Unfortunately, the IPP swallowed everything it was told, and that included buying into the War, recruiting and sending 300,000 Irishmen to the trenches of France and Gallipoli who believed, naively, that by fighting, Ireland would get a better post-war deal.
In 1914 Redmond accepted the exclusion of four counties of Ulster, then in talks in 1916 Lloyd George got him to agree to include Tyrone and Fermanagh, bringing the number of excluded counties to six – allegedly, on a temporary basis during the emergency period of the war. However, in talks with Edward Carson Lloyd George assured the unionist leader that the exclusion of six counties was to be permanent.
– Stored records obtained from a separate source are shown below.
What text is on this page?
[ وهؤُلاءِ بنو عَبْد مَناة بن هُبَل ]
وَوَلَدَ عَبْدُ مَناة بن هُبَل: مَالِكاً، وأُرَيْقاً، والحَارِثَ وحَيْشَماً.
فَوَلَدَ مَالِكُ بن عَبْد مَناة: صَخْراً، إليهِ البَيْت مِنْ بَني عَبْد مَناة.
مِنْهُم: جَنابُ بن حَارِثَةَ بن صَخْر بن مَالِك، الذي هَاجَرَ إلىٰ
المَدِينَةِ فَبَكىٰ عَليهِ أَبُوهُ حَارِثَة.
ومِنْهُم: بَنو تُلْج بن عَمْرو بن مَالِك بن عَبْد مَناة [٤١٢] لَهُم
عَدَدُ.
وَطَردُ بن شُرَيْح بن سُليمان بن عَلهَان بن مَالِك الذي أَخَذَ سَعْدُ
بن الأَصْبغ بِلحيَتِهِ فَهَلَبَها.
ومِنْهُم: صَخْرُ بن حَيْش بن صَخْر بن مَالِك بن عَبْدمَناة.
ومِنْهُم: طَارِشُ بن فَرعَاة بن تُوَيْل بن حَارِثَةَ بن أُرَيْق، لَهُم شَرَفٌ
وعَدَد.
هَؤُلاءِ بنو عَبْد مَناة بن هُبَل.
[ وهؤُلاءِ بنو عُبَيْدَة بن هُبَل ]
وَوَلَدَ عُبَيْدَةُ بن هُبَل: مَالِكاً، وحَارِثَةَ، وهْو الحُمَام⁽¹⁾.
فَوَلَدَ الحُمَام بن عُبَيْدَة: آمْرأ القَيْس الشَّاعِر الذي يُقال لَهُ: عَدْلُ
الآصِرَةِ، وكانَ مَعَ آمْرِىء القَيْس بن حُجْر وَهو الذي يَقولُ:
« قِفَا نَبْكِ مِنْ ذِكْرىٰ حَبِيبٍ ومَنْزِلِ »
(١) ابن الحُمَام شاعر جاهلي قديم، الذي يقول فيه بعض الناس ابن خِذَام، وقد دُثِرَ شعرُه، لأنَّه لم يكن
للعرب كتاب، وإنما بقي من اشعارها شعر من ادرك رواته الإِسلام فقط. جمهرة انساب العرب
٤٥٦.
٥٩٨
But there were other Irish men and women, like Pearse and Connolly and Markievicz, who had the measure of the British government, and who knew that once the war was over, Ireland’s sacrifices in the trenches would be forgotten. They saw the necessity of striking out at Easter 1916 and staking a claim regarding the freedom of this small nation.
Even before the run-up to the centenary of the Rising we got a taste of the distaste to the honouring of our patriotic dead. Ten years ago at the re-interment of Kevin Barry and nine other IRA Volunteers in Glasnevin Cemetery, one Sunday newspaper asked, “Why could they not be exhumed and reburied in private?” The funerals, wrote another leading commentator, will offer “a great boost to those who want us to feel that the only difference between a terrorist and a patriot is the passage of time.”
So now we are getting to the crux of the matter: whether there are any parallels between the aims, objectives and modus operandi of the IRA during the War of Independence, and the IRA’s armed campaign in the North from 1970 until the ceasefire.
To justify or to sympathise or, at the minimum, to understand 1916, is to justify, sympathise or, at the minimum, understand the IRA’s armed struggle in the North. It is inescapable, regardless of what sophistry is employed to argue otherwise.
But the IRA didn’t need that comparison to justify itself: partition did that.
If 1916 was about the denial of freedom and British misrule in Ireland, the recent armed struggle in the North was about the denial of the same freedom and a more egregious form of British misrule in the form of partition with its ‘Protestant parliament for a Protestant people’. Where a Prime Minister could boast that he wouldn’t have a Catholic about the place.
In Ireland’s major cities prior to 1916 there was, of course, extreme poverty and high unemployment. There had been two deaths in baton charges during the Dublin lock-out in 1913, which preceded and helped define the radical nature of the Proclamation. There had been three deaths at the hands of the British army after the Irish Volunteers’ Howth gun-running incident in July 1914.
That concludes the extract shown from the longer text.